If we do so we will only increase the perception that the bar is out of touch and irrelevant, or even that we are engaging in simple protectionism and disguising
it as an ethical issue. If there is no compelling reason to believe that we cannot manage the ethical challenges presented by MDPs, then we ought to allow them and
mandate a structure for them which will protect the public and our core values. Whether the structure suggested by the Utah Task Force accomplishes that can be the
subject of further discussion, but when balanced against the potential benefits and the growing inevitability of MDPs, I believe we have no choice but to accept
them and find the proper way to regulate them. As the Utah Bar's MDP Task Force concluded, "MDPs are a market-driven phenomenon." The market forces
pushing for MDPs will not go away just because we are squeamish about them, nor are these market forces driven by some malevolent power. They exist because MDPs
have important benefits in the marketplace which we cannot ignore.
In addition, though we talk a lot in this debate about protecting the client's interests, we never seem to talk about the client's interest in making his or her own
choice about where to purchase legal services. This smacks of a self-interested and somewhat smug paternalism. If we require full disclosure about the nature of
MDPs, can we really say that clients are so naive or so helpless that they cannot factor these concerns into their decisions about where to take their legal
problems? The majority of legal dollars spent in this country are spent by corporations with very sophisticated ways of analyzing how to spend their money. Do they
really need to be protected in this way by the bar? I would suggest that if MDPs are as inherently dangerous and unethical as their opponents claim they will
expire for lack of business within a year of inception without any action by the bar.
Moreover, an examination of the history of our ethical rules shows a relatively short time period in which we have prohibited MDPs.3 When the rule was adopted, many questioned whether it was necessary even then.

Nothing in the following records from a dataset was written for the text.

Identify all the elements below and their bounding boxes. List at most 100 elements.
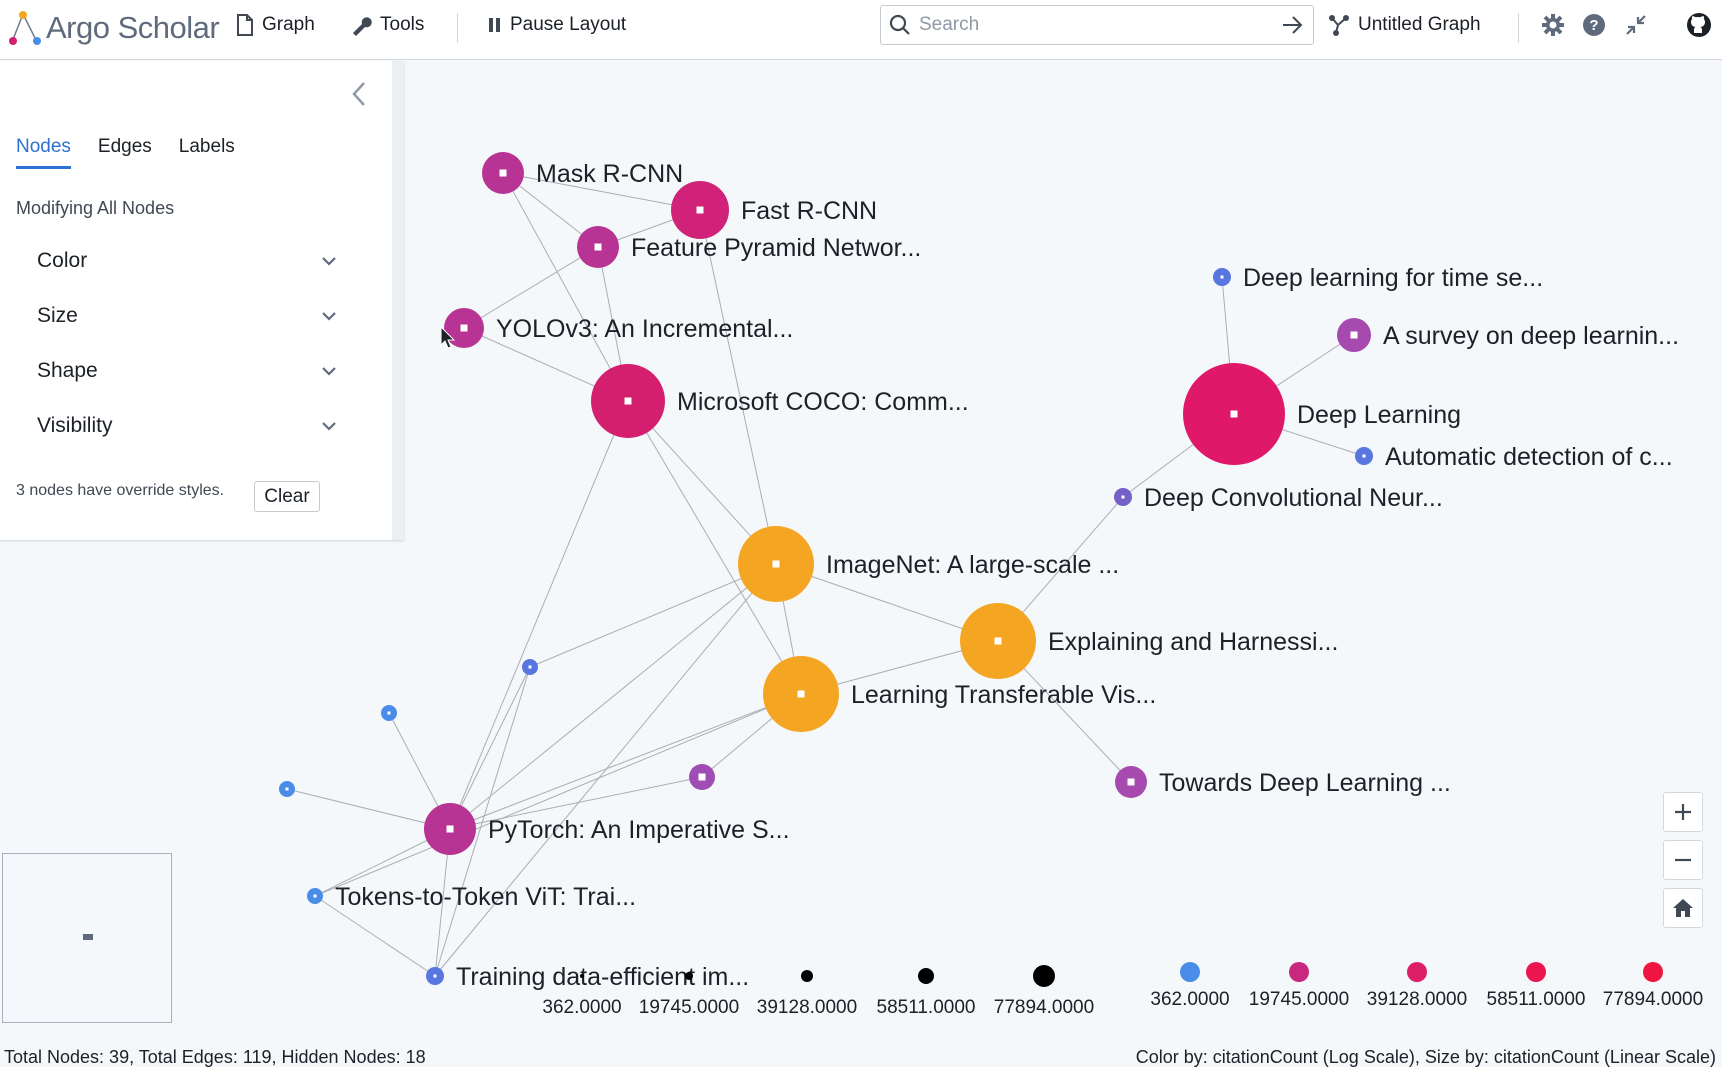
color-legend-marker xyxy=(1643,962,1663,982)
color-legend-marker xyxy=(1407,962,1427,982)
graph-node[interactable] xyxy=(522,659,538,675)
size-legend-label: 19745.0000 xyxy=(639,997,739,1018)
node-label: Deep Learning xyxy=(1297,401,1461,429)
size-section-toggle[interactable]: Size xyxy=(37,296,337,336)
panel-heading: Modifying All Nodes xyxy=(16,198,175,218)
minimize-button[interactable] xyxy=(1623,12,1649,38)
arrow-right-icon[interactable] xyxy=(1281,15,1303,35)
graph-title-button[interactable]: Untitled Graph xyxy=(1328,10,1481,40)
node-center-marker xyxy=(772,560,780,568)
panel-tabs: Nodes Edges Labels xyxy=(16,136,262,169)
github-icon xyxy=(1687,13,1711,37)
size-legend-label: 39128.0000 xyxy=(757,997,857,1018)
reset-view-button[interactable] xyxy=(1663,888,1703,928)
node-center-marker xyxy=(1362,454,1366,458)
node-center-marker xyxy=(698,773,706,781)
graph-node[interactable]: Tokens-to-Token ViT: Trai... xyxy=(307,883,636,911)
node-label: Explaining and Harnessi... xyxy=(1048,628,1338,656)
node-label: YOLOv3: An Incremental... xyxy=(496,315,793,343)
graph-node[interactable]: YOLOv3: An Incremental... xyxy=(444,308,793,348)
graph-node[interactable] xyxy=(381,705,397,721)
graph-node[interactable]: Automatic detection of c... xyxy=(1355,443,1673,471)
search-input[interactable] xyxy=(919,14,1259,36)
pause-layout-button[interactable]: Pause Layout xyxy=(488,10,626,40)
node-label: Automatic detection of c... xyxy=(1385,443,1673,471)
node-label: Tokens-to-Token ViT: Trai... xyxy=(335,883,636,911)
shape-section-toggle[interactable]: Shape xyxy=(37,351,337,391)
minimize-icon xyxy=(1626,15,1646,35)
graph-node[interactable]: A survey on deep learnin... xyxy=(1337,318,1679,352)
node-label: Microsoft COCO: Comm... xyxy=(677,388,969,416)
node-center-marker xyxy=(387,711,391,715)
minus-icon xyxy=(1675,858,1691,862)
settings-button[interactable] xyxy=(1540,12,1566,38)
node-center-marker xyxy=(285,787,289,791)
graph-node[interactable]: Fast R-CNN xyxy=(671,181,877,239)
graph-node[interactable]: Deep learning for time se... xyxy=(1213,264,1543,292)
color-legend-label: 362.0000 xyxy=(1150,989,1229,1010)
section-label: Size xyxy=(37,304,78,327)
size-legend-marker xyxy=(685,972,693,980)
graph-canvas[interactable]: Mask R-CNN Fast R-CNN Feature Pyramid Netw… xyxy=(0,61,1722,1041)
search-box xyxy=(880,5,1314,45)
chevron-down-icon xyxy=(322,257,336,266)
gear-icon xyxy=(1542,14,1564,36)
size-legend-marker xyxy=(1033,965,1055,987)
graph-node[interactable]: ImageNet: A large-scale ... xyxy=(738,526,1119,602)
node-center-marker xyxy=(1127,778,1135,786)
graph-branch-icon xyxy=(1329,15,1349,36)
minimap[interactable] xyxy=(2,853,172,1023)
size-legend-label: 58511.0000 xyxy=(877,997,976,1018)
tools-menu-button[interactable]: Tools xyxy=(350,10,424,40)
status-bar: Total Nodes: 39, Total Edges: 119, Hidde… xyxy=(0,1045,1722,1067)
help-button[interactable]: ? xyxy=(1581,12,1607,38)
graph-node[interactable]: Deep Convolutional Neur... xyxy=(1114,484,1443,512)
graph-menu-button[interactable]: Graph xyxy=(236,10,315,40)
color-legend-marker xyxy=(1526,962,1546,982)
graph-node[interactable]: Microsoft COCO: Comm... xyxy=(591,364,969,438)
node-label: Fast R-CNN xyxy=(741,197,877,225)
node-center-marker xyxy=(1220,275,1224,279)
minimap-viewport[interactable] xyxy=(83,934,93,940)
plus-icon xyxy=(1675,804,1691,820)
top-toolbar: Argo Scholar Graph Tools Pause Layout Un… xyxy=(0,0,1722,60)
tab-nodes[interactable]: Nodes xyxy=(16,136,71,169)
collapse-panel-button[interactable] xyxy=(346,79,372,109)
node-center-marker xyxy=(696,206,704,214)
zoom-out-button[interactable] xyxy=(1663,840,1703,880)
node-center-marker xyxy=(528,665,532,669)
app-logo-text: Argo Scholar xyxy=(46,10,220,45)
github-button[interactable] xyxy=(1684,10,1714,40)
graph-node[interactable]: Explaining and Harnessi... xyxy=(960,603,1338,679)
node-center-marker xyxy=(313,894,317,898)
color-section-toggle[interactable]: Color xyxy=(37,241,337,281)
chevron-left-icon xyxy=(352,82,365,106)
graph-node[interactable]: Mask R-CNN xyxy=(482,152,683,194)
node-center-marker xyxy=(797,690,805,698)
node-label: A survey on deep learnin... xyxy=(1383,322,1679,350)
node-center-marker xyxy=(594,243,602,251)
graph-node[interactable]: Towards Deep Learning ... xyxy=(1115,766,1451,798)
node-style-panel: Nodes Edges Labels Modifying All Nodes C… xyxy=(0,61,404,540)
color-legend-label: 39128.0000 xyxy=(1367,989,1467,1010)
help-icon: ? xyxy=(1583,14,1605,36)
chevron-down-icon xyxy=(322,312,336,321)
graph-node[interactable]: Training data-efficient im... xyxy=(426,963,749,991)
tab-edges[interactable]: Edges xyxy=(97,136,152,157)
node-center-marker xyxy=(433,974,437,978)
graph-node[interactable]: Learning Transferable Vis... xyxy=(763,656,1156,732)
tab-labels[interactable]: Labels xyxy=(178,136,235,157)
clear-overrides-button[interactable]: Clear xyxy=(254,481,320,512)
graph-node[interactable] xyxy=(279,781,295,797)
node-center-marker xyxy=(994,637,1002,645)
tools-menu-label: Tools xyxy=(380,14,425,35)
visibility-section-toggle[interactable]: Visibility xyxy=(37,406,337,446)
graph-node[interactable]: PyTorch: An Imperative S... xyxy=(424,803,790,855)
color-legend-label: 58511.0000 xyxy=(1487,989,1586,1010)
zoom-in-button[interactable] xyxy=(1663,792,1703,832)
graph-node[interactable] xyxy=(689,764,715,790)
color-legend: 362.0000 19745.0000 39128.0000 58511.0000 77… xyxy=(1150,962,1703,1010)
node-label: PyTorch: An Imperative S... xyxy=(488,816,790,844)
graph-node[interactable]: Deep Learning xyxy=(1183,363,1461,465)
graph-node[interactable]: Feature Pyramid Networ... xyxy=(577,226,921,268)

If we dispense with the rule now, we may not know for certain for some time whether it was a good rule or a bad one, but we will at least have taken the opportunity presented to us to be the designers of the building in which those seeking legal services in the future will be shopping. If we fail to seize this opportunity, we will cede our role as designers to the forces of chaos. The debate over MDPs ought to continue, but on balance we ought to welcome the opportunities and challenges presented by MDPs, and order the future legal landscape in a way that best protects our values, rather than hide from this opportunity and have the landscape shoveled over us.
Footnotes
1.
The title of this article was suggested by an e-mail I received from an attorney commenting on the subject of MDPs who referred to MDP opponents as "backward thinking luddites who like to stand in front of moving trains." While the rhetoric may be harsh the metaphor is apt. There are numerous examples of MDPs already in existence outside the United States, where ethical rules, for the most part, have never prohibited them. Even in the United States, including Utah, there are entities forming that push the MDP envelope. See, Report of ABA Commission on Multidisciplinary Practice, 2-4; Utah State Bar Multidisciplinary Practice Task Force Report, p. 2.
2.
A Multidisciplinary Practice, or MDP, is defined as an organization or association that includes lawyers and nonlawyers and has as one, but not all, of its purposes the delivery of legal services to a client or clients other than itself. Report of ABA Commission on Multidisciplinary Practice p. 1.
3. Utah State Bar Multidisciplinary Practice Task Force Report, pp. 5-6.